Leone XIV parla ai cronisti: “Beati gli operatori di pace”. Ma in Italia la parola dei media resta ancora un’arma

Il Papa chiede parole disarmate e verità, ma la stampa italiana continua a odiare, travisare, semplificare, urlare

Leone XIV parla ai cronisti: “Beati gli operatori di pace”. Ma in Italia la parola dei media resta ancora un’arma

“Beati gli operatori di pace”. Nel primo discorso da Papa ai giornalisti, Leone XIV ha scelto la Beatitudine più trascurata. Ha chiesto di disarmare la comunicazione, di rifiutare il modello della competizione, di dire no al paradigma della guerra. Ha parlato della libertà di stampa come bene prezioso e della verità come forma di giustizia. Ha ringraziato chi racconta i conflitti a costo della vita. E ha chiesto la liberazione dei cronisti imprigionati per aver osato informare.

Un discorso alto, necessario, che chiama in causa un’intera categoria. Ma che in Italia suona come una condanna. Perché qui gli operatori dell’informazione hanno smesso da tempo di operare per la pace. Hanno dimenticato la verità, l’ascolto e la complessità. Hanno sposato il sensazionalismo, la semplificazione, l’aggressività. E spesso, l’odio.

La fabbrica dell’odio, giorno dopo giorno

Lo raccontano i fatti che fotografano lo stato della stampa italiana nel tempo della guerra e della propaganda. Il quadro è netto: i media italiani non si limitano a raccontare l’odio, lo moltiplicano. Spesso lo creano. Il lessico violento si riversa sulle persone migranti, sulle donne, sulle persone disabili, sugli ebrei, sulle persone omosessuali. È un odio “distribuito”, ben segmentato, che segue la mappa dell’intolleranza e la amplifica, cavalcando i clic.

In Italia si continua a usare “clandestino” nei titoli. Si parla di “assedi” quando si descrivono gli sbarchi. Si tratta l’immigrazione come un’invasione da respingere. Il dolore come uno spettacolo. I sospetti come colpevoli. I bambini come accessori narrativi. La guerra, come un videogioco.

La pace è un’altra cosa

Non c’è solo odio. C’è anche la retorica bellica, l’informazione a senso unico, la dipendenza dalla propaganda. Lo dimostra la copertura del conflitto in Ucraina: entusiasmo per i “fantasmi” di Kyiev, silenzio sulle manipolazioni. Due pesi e due misure nella narrazione dei morti: quelli ucraini sono vittime, quelli palestinesi numeri. E ancora: rifugiati europei raccontati con empatia, migranti africani trattati come minaccia. L’etica del giornalismo, qui, ha i confini di Schengen.

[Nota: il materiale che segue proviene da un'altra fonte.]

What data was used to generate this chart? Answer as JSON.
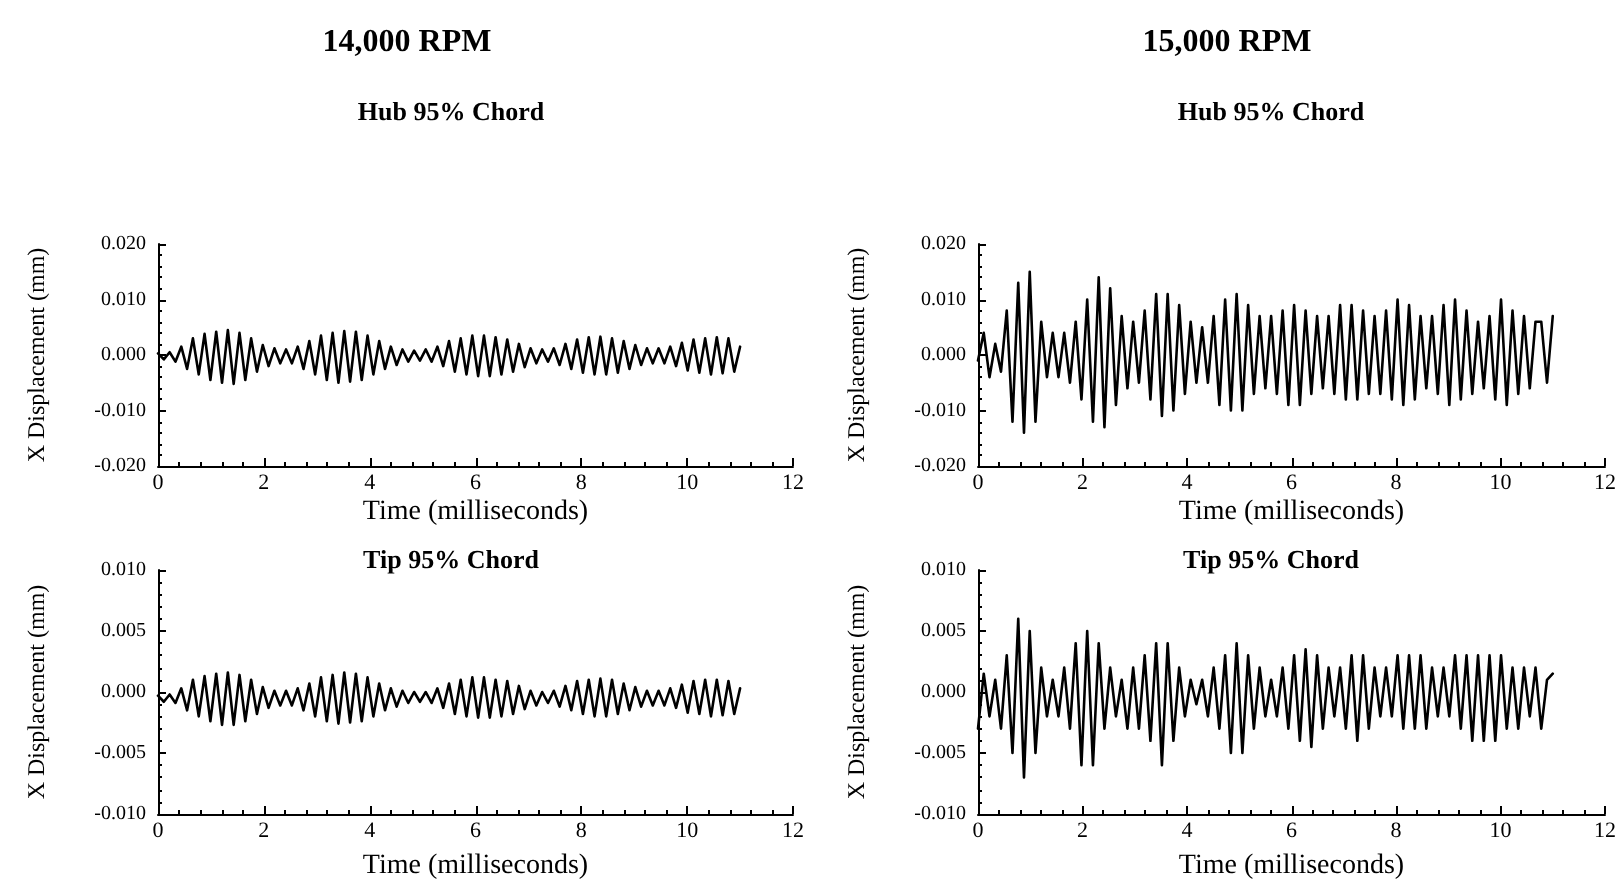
{
  "chart_data": [
    {
      "type": "line",
      "subtitle": "14,000 RPM",
      "title": "Hub 95% Chord",
      "xlabel": "Time (milliseconds)",
      "ylabel": "X Displacement (mm)",
      "color": "#000000",
      "grid": false,
      "xlim": [
        0,
        12
      ],
      "xticks": [
        0,
        2,
        4,
        6,
        8,
        10,
        12
      ],
      "ylim": [
        -0.02,
        0.02
      ],
      "yticks": [
        {
          "value": -0.02,
          "label": "-0.020"
        },
        {
          "value": -0.01,
          "label": "-0.010"
        },
        {
          "value": 0,
          "label": "0.000"
        },
        {
          "value": 0.01,
          "label": "0.010"
        },
        {
          "value": 0.02,
          "label": "0.020"
        }
      ],
      "x": [
        0,
        0.11,
        0.22,
        0.33,
        0.44,
        0.55,
        0.66,
        0.77,
        0.88,
        0.99,
        1.1,
        1.21,
        1.32,
        1.43,
        1.54,
        1.65,
        1.76,
        1.87,
        1.98,
        2.09,
        2.2,
        2.31,
        2.42,
        2.53,
        2.64,
        2.75,
        2.86,
        2.97,
        3.08,
        3.19,
        3.3,
        3.41,
        3.52,
        3.63,
        3.74,
        3.85,
        3.96,
        4.07,
        4.18,
        4.29,
        4.4,
        4.51,
        4.62,
        4.73,
        4.84,
        4.95,
        5.06,
        5.17,
        5.28,
        5.39,
        5.5,
        5.61,
        5.72,
        5.83,
        5.94,
        6.05,
        6.16,
        6.27,
        6.38,
        6.49,
        6.6,
        6.71,
        6.82,
        6.93,
        7.04,
        7.15,
        7.26,
        7.37,
        7.48,
        7.59,
        7.7,
        7.81,
        7.92,
        8.03,
        8.14,
        8.25,
        8.36,
        8.47,
        8.58,
        8.69,
        8.8,
        8.91,
        9.02,
        9.13,
        9.24,
        9.35,
        9.46,
        9.57,
        9.68,
        9.79,
        9.9,
        10.01,
        10.12,
        10.23,
        10.34,
        10.45,
        10.56,
        10.67,
        10.78,
        10.89,
        11
      ],
      "values": [
        0.0003,
        -0.0008,
        0.0005,
        -0.0012,
        0.0015,
        -0.0025,
        0.003,
        -0.0035,
        0.0038,
        -0.0045,
        0.0042,
        -0.005,
        0.0045,
        -0.0052,
        0.004,
        -0.0045,
        0.003,
        -0.003,
        0.0018,
        -0.002,
        0.0012,
        -0.0015,
        0.001,
        -0.0015,
        0.0015,
        -0.0025,
        0.0025,
        -0.0035,
        0.0035,
        -0.0045,
        0.004,
        -0.005,
        0.0043,
        -0.0048,
        0.0042,
        -0.0045,
        0.0035,
        -0.0035,
        0.0025,
        -0.0025,
        0.0015,
        -0.0018,
        0.001,
        -0.0012,
        0.0008,
        -0.001,
        0.001,
        -0.0012,
        0.0015,
        -0.002,
        0.0025,
        -0.003,
        0.003,
        -0.0035,
        0.0035,
        -0.0038,
        0.0035,
        -0.0038,
        0.0032,
        -0.0035,
        0.0028,
        -0.003,
        0.002,
        -0.0022,
        0.0012,
        -0.0015,
        0.001,
        -0.0012,
        0.0012,
        -0.0018,
        0.002,
        -0.0025,
        0.0028,
        -0.0032,
        0.0032,
        -0.0035,
        0.0033,
        -0.0035,
        0.003,
        -0.0032,
        0.0025,
        -0.0025,
        0.0018,
        -0.0018,
        0.0012,
        -0.0015,
        0.0012,
        -0.0015,
        0.0015,
        -0.002,
        0.0022,
        -0.0028,
        0.0028,
        -0.0032,
        0.003,
        -0.0035,
        0.0032,
        -0.0033,
        0.003,
        -0.003,
        0.0015
      ]
    },
    {
      "type": "line",
      "subtitle": "15,000 RPM",
      "title": "Hub 95% Chord",
      "xlabel": "Time (milliseconds)",
      "ylabel": "X Displacement (mm)",
      "color": "#000000",
      "grid": false,
      "xlim": [
        0,
        12
      ],
      "xticks": [
        0,
        2,
        4,
        6,
        8,
        10,
        12
      ],
      "ylim": [
        -0.02,
        0.02
      ],
      "yticks": [
        {
          "value": -0.02,
          "label": "-0.020"
        },
        {
          "value": -0.01,
          "label": "-0.010"
        },
        {
          "value": 0,
          "label": "0.000"
        },
        {
          "value": 0.01,
          "label": "0.010"
        },
        {
          "value": 0.02,
          "label": "0.020"
        }
      ],
      "x": [
        0,
        0.11,
        0.22,
        0.33,
        0.44,
        0.55,
        0.66,
        0.77,
        0.88,
        0.99,
        1.1,
        1.21,
        1.32,
        1.43,
        1.54,
        1.65,
        1.76,
        1.87,
        1.98,
        2.09,
        2.2,
        2.31,
        2.42,
        2.53,
        2.64,
        2.75,
        2.86,
        2.97,
        3.08,
        3.19,
        3.3,
        3.41,
        3.52,
        3.63,
        3.74,
        3.85,
        3.96,
        4.07,
        4.18,
        4.29,
        4.4,
        4.51,
        4.62,
        4.73,
        4.84,
        4.95,
        5.06,
        5.17,
        5.28,
        5.39,
        5.5,
        5.61,
        5.72,
        5.83,
        5.94,
        6.05,
        6.16,
        6.27,
        6.38,
        6.49,
        6.6,
        6.71,
        6.82,
        6.93,
        7.04,
        7.15,
        7.26,
        7.37,
        7.48,
        7.59,
        7.7,
        7.81,
        7.92,
        8.03,
        8.14,
        8.25,
        8.36,
        8.47,
        8.58,
        8.69,
        8.8,
        8.91,
        9.02,
        9.13,
        9.24,
        9.35,
        9.46,
        9.57,
        9.68,
        9.79,
        9.9,
        10.01,
        10.12,
        10.23,
        10.34,
        10.45,
        10.56,
        10.67,
        10.78,
        10.89,
        11
      ],
      "values": [
        -0.001,
        0.004,
        -0.004,
        0.002,
        -0.003,
        0.008,
        -0.012,
        0.013,
        -0.014,
        0.015,
        -0.012,
        0.006,
        -0.004,
        0.004,
        -0.004,
        0.004,
        -0.005,
        0.006,
        -0.008,
        0.01,
        -0.012,
        0.014,
        -0.013,
        0.012,
        -0.009,
        0.007,
        -0.006,
        0.006,
        -0.005,
        0.008,
        -0.008,
        0.011,
        -0.011,
        0.011,
        -0.01,
        0.009,
        -0.007,
        0.006,
        -0.005,
        0.005,
        -0.005,
        0.007,
        -0.009,
        0.01,
        -0.01,
        0.011,
        -0.01,
        0.009,
        -0.007,
        0.007,
        -0.006,
        0.007,
        -0.007,
        0.008,
        -0.009,
        0.009,
        -0.009,
        0.008,
        -0.007,
        0.007,
        -0.006,
        0.007,
        -0.007,
        0.009,
        -0.008,
        0.009,
        -0.008,
        0.008,
        -0.007,
        0.007,
        -0.007,
        0.008,
        -0.008,
        0.01,
        -0.009,
        0.009,
        -0.008,
        0.007,
        -0.006,
        0.007,
        -0.007,
        0.009,
        -0.009,
        0.01,
        -0.008,
        0.008,
        -0.007,
        0.006,
        -0.006,
        0.007,
        -0.008,
        0.01,
        -0.009,
        0.008,
        -0.007,
        0.007,
        -0.006,
        0.006,
        0.006,
        -0.005,
        0.007
      ]
    },
    {
      "type": "line",
      "title": "Tip 95% Chord",
      "xlabel": "Time (milliseconds)",
      "ylabel": "X Displacement (mm)",
      "color": "#000000",
      "grid": false,
      "xlim": [
        0,
        12
      ],
      "xticks": [
        0,
        2,
        4,
        6,
        8,
        10,
        12
      ],
      "ylim": [
        -0.01,
        0.01
      ],
      "yticks": [
        {
          "value": -0.01,
          "label": "-0.010"
        },
        {
          "value": -0.005,
          "label": "-0.005"
        },
        {
          "value": 0,
          "label": "0.000"
        },
        {
          "value": 0.005,
          "label": "0.005"
        },
        {
          "value": 0.01,
          "label": "0.010"
        }
      ],
      "x": [
        0,
        0.11,
        0.22,
        0.33,
        0.44,
        0.55,
        0.66,
        0.77,
        0.88,
        0.99,
        1.1,
        1.21,
        1.32,
        1.43,
        1.54,
        1.65,
        1.76,
        1.87,
        1.98,
        2.09,
        2.2,
        2.31,
        2.42,
        2.53,
        2.64,
        2.75,
        2.86,
        2.97,
        3.08,
        3.19,
        3.3,
        3.41,
        3.52,
        3.63,
        3.74,
        3.85,
        3.96,
        4.07,
        4.18,
        4.29,
        4.4,
        4.51,
        4.62,
        4.73,
        4.84,
        4.95,
        5.06,
        5.17,
        5.28,
        5.39,
        5.5,
        5.61,
        5.72,
        5.83,
        5.94,
        6.05,
        6.16,
        6.27,
        6.38,
        6.49,
        6.6,
        6.71,
        6.82,
        6.93,
        7.04,
        7.15,
        7.26,
        7.37,
        7.48,
        7.59,
        7.7,
        7.81,
        7.92,
        8.03,
        8.14,
        8.25,
        8.36,
        8.47,
        8.58,
        8.69,
        8.8,
        8.91,
        9.02,
        9.13,
        9.24,
        9.35,
        9.46,
        9.57,
        9.68,
        9.79,
        9.9,
        10.01,
        10.12,
        10.23,
        10.34,
        10.45,
        10.56,
        10.67,
        10.78,
        10.89,
        11
      ],
      "values": [
        -0.0003,
        -0.0008,
        -0.0002,
        -0.0009,
        0.0003,
        -0.0015,
        0.001,
        -0.002,
        0.0013,
        -0.0024,
        0.0015,
        -0.0027,
        0.0016,
        -0.0027,
        0.0014,
        -0.0024,
        0.001,
        -0.0018,
        0.0004,
        -0.0013,
        0.0001,
        -0.0011,
        0.0001,
        -0.0011,
        0.0003,
        -0.0015,
        0.0007,
        -0.002,
        0.0012,
        -0.0024,
        0.0014,
        -0.0026,
        0.0016,
        -0.0025,
        0.0015,
        -0.0024,
        0.0012,
        -0.002,
        0.0007,
        -0.0015,
        0.0003,
        -0.0012,
        0.0001,
        -0.0009,
        0,
        -0.0008,
        0,
        -0.0009,
        0.0003,
        -0.0013,
        0.0007,
        -0.0018,
        0.001,
        -0.002,
        0.0012,
        -0.0021,
        0.0012,
        -0.0021,
        0.001,
        -0.002,
        0.0009,
        -0.0018,
        0.0005,
        -0.0014,
        0.0001,
        -0.0011,
        0,
        -0.0009,
        0.0001,
        -0.0012,
        0.0005,
        -0.0015,
        0.0009,
        -0.0018,
        0.001,
        -0.002,
        0.0011,
        -0.002,
        0.001,
        -0.0018,
        0.0007,
        -0.0015,
        0.0004,
        -0.0012,
        0.0001,
        -0.0011,
        0.0001,
        -0.0011,
        0.0003,
        -0.0013,
        0.0006,
        -0.0017,
        0.0009,
        -0.0018,
        0.001,
        -0.002,
        0.001,
        -0.0019,
        0.0009,
        -0.0018,
        0.0003
      ]
    },
    {
      "type": "line",
      "title": "Tip 95% Chord",
      "xlabel": "Time (milliseconds)",
      "ylabel": "X Displacement (mm)",
      "color": "#000000",
      "grid": false,
      "xlim": [
        0,
        12
      ],
      "xticks": [
        0,
        2,
        4,
        6,
        8,
        10,
        12
      ],
      "ylim": [
        -0.01,
        0.01
      ],
      "yticks": [
        {
          "value": -0.01,
          "label": "-0.010"
        },
        {
          "value": -0.005,
          "label": "-0.005"
        },
        {
          "value": 0,
          "label": "0.000"
        },
        {
          "value": 0.005,
          "label": "0.005"
        },
        {
          "value": 0.01,
          "label": "0.010"
        }
      ],
      "x": [
        0,
        0.11,
        0.22,
        0.33,
        0.44,
        0.55,
        0.66,
        0.77,
        0.88,
        0.99,
        1.1,
        1.21,
        1.32,
        1.43,
        1.54,
        1.65,
        1.76,
        1.87,
        1.98,
        2.09,
        2.2,
        2.31,
        2.42,
        2.53,
        2.64,
        2.75,
        2.86,
        2.97,
        3.08,
        3.19,
        3.3,
        3.41,
        3.52,
        3.63,
        3.74,
        3.85,
        3.96,
        4.07,
        4.18,
        4.29,
        4.4,
        4.51,
        4.62,
        4.73,
        4.84,
        4.95,
        5.06,
        5.17,
        5.28,
        5.39,
        5.5,
        5.61,
        5.72,
        5.83,
        5.94,
        6.05,
        6.16,
        6.27,
        6.38,
        6.49,
        6.6,
        6.71,
        6.82,
        6.93,
        7.04,
        7.15,
        7.26,
        7.37,
        7.48,
        7.59,
        7.7,
        7.81,
        7.92,
        8.03,
        8.14,
        8.25,
        8.36,
        8.47,
        8.58,
        8.69,
        8.8,
        8.91,
        9.02,
        9.13,
        9.24,
        9.35,
        9.46,
        9.57,
        9.68,
        9.79,
        9.9,
        10.01,
        10.12,
        10.23,
        10.34,
        10.45,
        10.56,
        10.67,
        10.78,
        10.89,
        11
      ],
      "values": [
        -0.003,
        0.0015,
        -0.002,
        0.001,
        -0.003,
        0.003,
        -0.005,
        0.006,
        -0.007,
        0.005,
        -0.005,
        0.002,
        -0.002,
        0.001,
        -0.002,
        0.002,
        -0.003,
        0.004,
        -0.006,
        0.005,
        -0.006,
        0.004,
        -0.003,
        0.002,
        -0.002,
        0.001,
        -0.003,
        0.002,
        -0.003,
        0.003,
        -0.004,
        0.004,
        -0.006,
        0.004,
        -0.004,
        0.002,
        -0.002,
        0.001,
        -0.001,
        0.001,
        -0.002,
        0.002,
        -0.003,
        0.003,
        -0.005,
        0.004,
        -0.005,
        0.003,
        -0.003,
        0.002,
        -0.002,
        0.001,
        -0.002,
        0.002,
        -0.003,
        0.003,
        -0.004,
        0.0035,
        -0.0045,
        0.003,
        -0.003,
        0.002,
        -0.002,
        0.002,
        -0.003,
        0.003,
        -0.004,
        0.003,
        -0.003,
        0.002,
        -0.002,
        0.002,
        -0.002,
        0.003,
        -0.003,
        0.003,
        -0.003,
        0.003,
        -0.003,
        0.002,
        -0.002,
        0.002,
        -0.002,
        0.003,
        -0.003,
        0.003,
        -0.004,
        0.003,
        -0.004,
        0.003,
        -0.004,
        0.003,
        -0.003,
        0.002,
        -0.003,
        0.002,
        -0.002,
        0.002,
        -0.003,
        0.001,
        0.0015
      ]
    }
  ]
}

C’è poi la pornografia della sofferenza, la “TV del dolore” che si alimenta di tragedie private. I minori vengono spiati e spiattellati, le persone accusate sono giudicate prima dei tribunali, le famiglie delle vittime usate come arredi da studio. Il rispetto della dignità è diventato una variabile accessoria. Le regole – Carta di Treviso, Testo unico dei doveri del giornalista – esistono, ma non abitano le redazioni.

E intanto i giornalisti si scoprono poveri, ricattabili, sostituibili. Il lavoro precario diventa precario anche nel pensiero. Chi lavora in una redazione sa che vale di più un titolo urlato che una verifica. Chi lavora da freelance sa che non ci sarà tempo per controllare, ascoltare, raccontare davvero. I “tempi difficili da percorrere e da raccontare” evocati oggi dal Papa in Italia sono già una resa.

Leone XIV ha parlato di comunicazione come creazione di una rete di amicizia. Di uno sguardo diverso sul mondo. Ha chiesto che la tecnologia – intelligenza artificiale compresa – serva l’umanità. Ha detto ai giornalisti che la Chiesa li considera testimoni. Ha detto che solo i popoli informati possono fare scelte libere.

Ha parlato ai giornalisti. Ma in Italia, chi gli ha risposto? Chi ha fatto silenzio per ascoltare davvero? Chi ha rinunciato alla competizione per cercare la verità? Chi ha disarmato la lingua?Forse nessuno. Perché qui la parola è ancora un’arma. Ma non serve a difendere la giustizia. Serve a costruire nemici.